To my surprise, I became an anxious mother. I stress every decision I make for William. I made a long list of pros and cons, discussed everything with my partner, slept, and finally prayed — worked hard — to make the right choice. As stupid as I sometimes feel, I know other parents feel the same way.
Regardless of your background or level of knowledge before becoming a parent, something happens in our brains when we find ourselves responsible for the well-being of a new little person. Every decision suddenly seems significant.
Knowing and even accepting that many parents sweat for the small and the big, I think many may be struggling with the last big parenting decision – vaccinating our children against Covid-19. That’s why I decided to get William vaccinated.
In order for my baby to get as much sleep as possible at night, I need to know that I am doing everything I can to protect my baby from severe Covid-19 infection, known long-term effects and unknown illnesses.
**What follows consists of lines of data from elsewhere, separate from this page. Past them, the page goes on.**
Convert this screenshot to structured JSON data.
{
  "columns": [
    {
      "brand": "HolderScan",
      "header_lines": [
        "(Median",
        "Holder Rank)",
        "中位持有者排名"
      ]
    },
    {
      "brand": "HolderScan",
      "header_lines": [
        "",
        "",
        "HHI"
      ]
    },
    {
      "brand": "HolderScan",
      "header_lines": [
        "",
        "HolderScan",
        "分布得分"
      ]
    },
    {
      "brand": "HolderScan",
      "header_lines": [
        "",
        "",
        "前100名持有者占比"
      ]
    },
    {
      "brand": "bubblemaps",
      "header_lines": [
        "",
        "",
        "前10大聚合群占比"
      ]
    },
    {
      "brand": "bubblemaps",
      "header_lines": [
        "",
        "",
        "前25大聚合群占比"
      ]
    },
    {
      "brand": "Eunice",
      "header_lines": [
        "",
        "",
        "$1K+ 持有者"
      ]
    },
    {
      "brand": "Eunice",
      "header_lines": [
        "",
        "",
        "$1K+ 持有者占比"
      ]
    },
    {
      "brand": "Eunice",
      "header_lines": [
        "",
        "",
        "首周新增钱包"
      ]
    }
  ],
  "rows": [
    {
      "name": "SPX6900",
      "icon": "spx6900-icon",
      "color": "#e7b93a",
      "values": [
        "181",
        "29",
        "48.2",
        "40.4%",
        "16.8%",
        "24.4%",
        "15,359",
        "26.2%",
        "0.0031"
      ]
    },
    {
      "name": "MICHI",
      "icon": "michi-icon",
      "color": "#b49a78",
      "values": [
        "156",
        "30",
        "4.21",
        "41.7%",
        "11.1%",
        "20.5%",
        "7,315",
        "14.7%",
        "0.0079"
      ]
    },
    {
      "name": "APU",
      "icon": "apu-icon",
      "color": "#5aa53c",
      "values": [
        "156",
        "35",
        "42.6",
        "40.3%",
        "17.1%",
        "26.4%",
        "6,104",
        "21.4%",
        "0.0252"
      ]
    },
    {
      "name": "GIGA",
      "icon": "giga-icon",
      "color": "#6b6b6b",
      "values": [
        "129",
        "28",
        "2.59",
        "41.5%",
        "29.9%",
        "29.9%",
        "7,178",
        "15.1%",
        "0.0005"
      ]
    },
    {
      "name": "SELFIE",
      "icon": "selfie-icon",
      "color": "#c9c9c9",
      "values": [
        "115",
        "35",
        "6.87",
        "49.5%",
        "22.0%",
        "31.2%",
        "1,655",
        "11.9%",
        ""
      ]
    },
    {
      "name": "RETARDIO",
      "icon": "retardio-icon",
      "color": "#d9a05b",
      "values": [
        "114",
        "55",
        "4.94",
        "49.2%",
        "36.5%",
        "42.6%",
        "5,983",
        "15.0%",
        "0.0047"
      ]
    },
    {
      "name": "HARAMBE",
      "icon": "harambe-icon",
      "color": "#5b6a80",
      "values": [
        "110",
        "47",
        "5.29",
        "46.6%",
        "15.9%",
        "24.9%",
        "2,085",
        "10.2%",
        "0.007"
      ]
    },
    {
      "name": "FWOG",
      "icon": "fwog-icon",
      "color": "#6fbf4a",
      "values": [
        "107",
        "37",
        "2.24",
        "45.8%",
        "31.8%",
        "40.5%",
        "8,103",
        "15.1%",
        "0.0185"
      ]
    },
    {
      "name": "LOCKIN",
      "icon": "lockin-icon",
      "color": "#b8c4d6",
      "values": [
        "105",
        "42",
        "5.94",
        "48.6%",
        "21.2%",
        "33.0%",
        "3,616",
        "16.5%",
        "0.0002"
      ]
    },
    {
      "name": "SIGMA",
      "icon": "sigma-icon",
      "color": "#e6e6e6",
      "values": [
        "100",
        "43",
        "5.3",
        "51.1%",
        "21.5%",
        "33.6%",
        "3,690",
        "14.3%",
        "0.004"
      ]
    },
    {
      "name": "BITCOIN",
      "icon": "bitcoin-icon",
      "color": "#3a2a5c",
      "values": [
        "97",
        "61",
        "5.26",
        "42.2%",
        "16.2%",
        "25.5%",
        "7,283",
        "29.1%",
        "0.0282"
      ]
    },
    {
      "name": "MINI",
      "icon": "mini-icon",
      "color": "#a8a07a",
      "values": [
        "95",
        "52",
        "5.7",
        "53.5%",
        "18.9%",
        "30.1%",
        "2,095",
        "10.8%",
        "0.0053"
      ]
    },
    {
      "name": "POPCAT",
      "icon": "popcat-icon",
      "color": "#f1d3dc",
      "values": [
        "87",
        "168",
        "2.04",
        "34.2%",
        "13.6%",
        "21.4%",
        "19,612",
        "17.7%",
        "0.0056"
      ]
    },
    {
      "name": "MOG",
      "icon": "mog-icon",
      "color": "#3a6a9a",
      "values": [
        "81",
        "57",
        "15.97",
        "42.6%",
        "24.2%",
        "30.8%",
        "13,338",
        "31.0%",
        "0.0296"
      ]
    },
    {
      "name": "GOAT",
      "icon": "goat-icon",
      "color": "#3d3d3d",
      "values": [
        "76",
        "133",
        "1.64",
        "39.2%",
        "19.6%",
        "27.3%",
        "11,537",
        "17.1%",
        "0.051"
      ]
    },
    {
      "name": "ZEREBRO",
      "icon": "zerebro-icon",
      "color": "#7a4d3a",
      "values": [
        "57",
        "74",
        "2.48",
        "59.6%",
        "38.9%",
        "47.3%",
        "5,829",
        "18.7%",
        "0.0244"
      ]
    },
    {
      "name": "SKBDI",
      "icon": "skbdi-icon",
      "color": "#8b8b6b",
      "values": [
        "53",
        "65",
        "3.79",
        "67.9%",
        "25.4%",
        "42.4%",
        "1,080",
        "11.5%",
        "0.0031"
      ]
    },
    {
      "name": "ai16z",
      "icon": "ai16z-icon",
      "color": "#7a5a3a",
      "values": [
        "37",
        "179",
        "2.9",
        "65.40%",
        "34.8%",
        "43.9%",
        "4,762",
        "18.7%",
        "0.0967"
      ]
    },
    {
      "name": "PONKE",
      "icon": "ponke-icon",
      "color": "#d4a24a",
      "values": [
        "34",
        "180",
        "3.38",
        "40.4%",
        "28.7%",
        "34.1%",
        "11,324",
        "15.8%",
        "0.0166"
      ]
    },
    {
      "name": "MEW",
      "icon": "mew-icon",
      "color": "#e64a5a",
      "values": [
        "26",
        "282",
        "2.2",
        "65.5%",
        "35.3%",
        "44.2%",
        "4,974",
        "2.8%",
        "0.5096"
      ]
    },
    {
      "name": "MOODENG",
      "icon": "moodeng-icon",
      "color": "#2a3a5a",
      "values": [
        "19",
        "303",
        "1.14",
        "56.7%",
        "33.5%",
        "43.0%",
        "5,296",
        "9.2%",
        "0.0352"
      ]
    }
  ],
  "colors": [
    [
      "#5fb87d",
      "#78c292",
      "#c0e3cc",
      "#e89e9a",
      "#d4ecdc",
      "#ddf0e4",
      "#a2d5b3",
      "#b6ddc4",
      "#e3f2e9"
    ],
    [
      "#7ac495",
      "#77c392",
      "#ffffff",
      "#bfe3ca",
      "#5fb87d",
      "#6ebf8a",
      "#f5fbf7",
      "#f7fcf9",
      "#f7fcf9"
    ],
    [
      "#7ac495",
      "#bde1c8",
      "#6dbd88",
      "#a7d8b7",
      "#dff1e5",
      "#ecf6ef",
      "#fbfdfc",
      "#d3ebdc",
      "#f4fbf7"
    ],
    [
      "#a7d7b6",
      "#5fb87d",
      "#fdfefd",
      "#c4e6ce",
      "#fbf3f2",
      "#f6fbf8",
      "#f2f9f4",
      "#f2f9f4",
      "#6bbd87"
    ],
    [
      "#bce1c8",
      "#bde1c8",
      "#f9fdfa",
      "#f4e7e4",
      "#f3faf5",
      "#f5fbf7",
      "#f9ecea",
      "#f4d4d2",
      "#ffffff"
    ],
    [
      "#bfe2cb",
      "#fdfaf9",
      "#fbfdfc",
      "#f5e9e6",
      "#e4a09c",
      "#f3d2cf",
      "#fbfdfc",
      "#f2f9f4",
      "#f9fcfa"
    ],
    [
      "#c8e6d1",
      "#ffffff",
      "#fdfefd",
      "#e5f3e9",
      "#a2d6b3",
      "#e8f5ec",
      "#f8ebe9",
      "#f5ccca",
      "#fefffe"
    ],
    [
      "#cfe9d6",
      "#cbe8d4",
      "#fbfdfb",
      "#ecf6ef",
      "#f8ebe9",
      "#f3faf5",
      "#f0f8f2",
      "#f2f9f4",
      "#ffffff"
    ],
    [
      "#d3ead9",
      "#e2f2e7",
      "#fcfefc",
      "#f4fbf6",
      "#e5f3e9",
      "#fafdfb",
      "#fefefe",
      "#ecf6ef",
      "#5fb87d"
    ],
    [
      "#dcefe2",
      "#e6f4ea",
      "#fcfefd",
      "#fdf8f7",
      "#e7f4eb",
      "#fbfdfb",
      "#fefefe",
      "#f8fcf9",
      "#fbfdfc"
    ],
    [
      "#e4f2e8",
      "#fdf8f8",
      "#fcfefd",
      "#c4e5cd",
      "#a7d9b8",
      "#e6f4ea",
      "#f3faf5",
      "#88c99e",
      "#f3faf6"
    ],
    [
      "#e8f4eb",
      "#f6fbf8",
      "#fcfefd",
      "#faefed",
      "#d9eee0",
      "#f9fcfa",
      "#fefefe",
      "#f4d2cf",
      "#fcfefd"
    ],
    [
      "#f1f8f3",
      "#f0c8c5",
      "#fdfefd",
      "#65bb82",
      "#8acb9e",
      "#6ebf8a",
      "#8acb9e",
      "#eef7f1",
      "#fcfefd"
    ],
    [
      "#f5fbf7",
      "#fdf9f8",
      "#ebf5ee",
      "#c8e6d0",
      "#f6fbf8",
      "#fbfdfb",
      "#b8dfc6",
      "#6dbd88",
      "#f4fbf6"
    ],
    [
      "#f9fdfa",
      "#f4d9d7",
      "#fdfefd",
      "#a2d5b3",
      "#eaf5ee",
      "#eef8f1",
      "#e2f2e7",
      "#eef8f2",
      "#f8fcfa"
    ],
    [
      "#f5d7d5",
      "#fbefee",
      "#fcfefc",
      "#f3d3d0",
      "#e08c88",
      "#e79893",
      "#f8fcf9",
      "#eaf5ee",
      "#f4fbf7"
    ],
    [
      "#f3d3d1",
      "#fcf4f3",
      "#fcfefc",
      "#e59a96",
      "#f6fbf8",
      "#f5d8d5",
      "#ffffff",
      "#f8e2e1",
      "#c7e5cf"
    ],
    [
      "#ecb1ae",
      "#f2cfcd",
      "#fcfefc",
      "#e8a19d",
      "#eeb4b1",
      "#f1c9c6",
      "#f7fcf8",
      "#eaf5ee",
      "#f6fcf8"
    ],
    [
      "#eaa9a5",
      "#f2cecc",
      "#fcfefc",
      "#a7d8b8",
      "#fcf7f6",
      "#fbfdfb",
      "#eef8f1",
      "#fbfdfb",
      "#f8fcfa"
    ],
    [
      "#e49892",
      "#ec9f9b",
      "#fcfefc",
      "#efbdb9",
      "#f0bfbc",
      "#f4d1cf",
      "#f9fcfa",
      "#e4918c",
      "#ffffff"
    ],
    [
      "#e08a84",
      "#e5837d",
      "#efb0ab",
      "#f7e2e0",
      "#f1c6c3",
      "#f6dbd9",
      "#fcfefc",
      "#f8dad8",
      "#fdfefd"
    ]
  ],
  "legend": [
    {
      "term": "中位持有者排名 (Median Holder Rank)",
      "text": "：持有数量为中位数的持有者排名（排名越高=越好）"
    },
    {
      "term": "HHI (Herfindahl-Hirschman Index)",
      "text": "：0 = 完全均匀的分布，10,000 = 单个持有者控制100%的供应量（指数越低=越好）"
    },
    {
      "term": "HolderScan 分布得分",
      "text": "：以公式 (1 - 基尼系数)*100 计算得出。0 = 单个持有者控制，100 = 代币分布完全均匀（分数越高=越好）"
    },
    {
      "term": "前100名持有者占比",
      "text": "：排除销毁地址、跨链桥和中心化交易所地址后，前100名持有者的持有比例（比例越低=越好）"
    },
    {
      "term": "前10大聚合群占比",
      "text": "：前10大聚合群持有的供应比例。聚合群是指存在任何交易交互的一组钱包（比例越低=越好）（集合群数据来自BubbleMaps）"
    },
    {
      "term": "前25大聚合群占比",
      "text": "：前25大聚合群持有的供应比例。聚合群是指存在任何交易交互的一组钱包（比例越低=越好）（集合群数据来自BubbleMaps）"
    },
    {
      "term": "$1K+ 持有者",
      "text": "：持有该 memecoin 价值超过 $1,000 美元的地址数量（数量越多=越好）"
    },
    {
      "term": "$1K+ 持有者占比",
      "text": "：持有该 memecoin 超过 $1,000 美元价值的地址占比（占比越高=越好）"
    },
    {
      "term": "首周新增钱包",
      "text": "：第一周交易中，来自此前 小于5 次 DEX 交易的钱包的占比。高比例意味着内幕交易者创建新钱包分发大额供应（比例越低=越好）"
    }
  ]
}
Second – and maybe that’s where being a pediatrician helps – I know that vaccines are short-lived in the body and have a specific mission. It commands the body to produce protective antibodies against Covid-19, which are then quickly broken down by the body’s own cellular machinery. For that reason, it really doesn’t have any reasonable way of interfering with my little William’s development, which is something I’ve been thinking about.
Finally, in addition to believing in the rigorous process a vaccine goes through to get approval, I believe that the FDA and CDC have recruited some of the brightest minds of our time to join the panel. The data has been reviewed and a green light for a vaccine is recommended.
I understand that fear may continue to drive choices for many other parents, just as I understand that it may take more than one anxious mom to share what makes her feel better before these parents feel confident and ready to vaccinate their children.
I have a message for these parents: I hope you can break away from the online chat that keeps us questioning our choices, and instead find a pediatrician who will listen and address your specific concerns.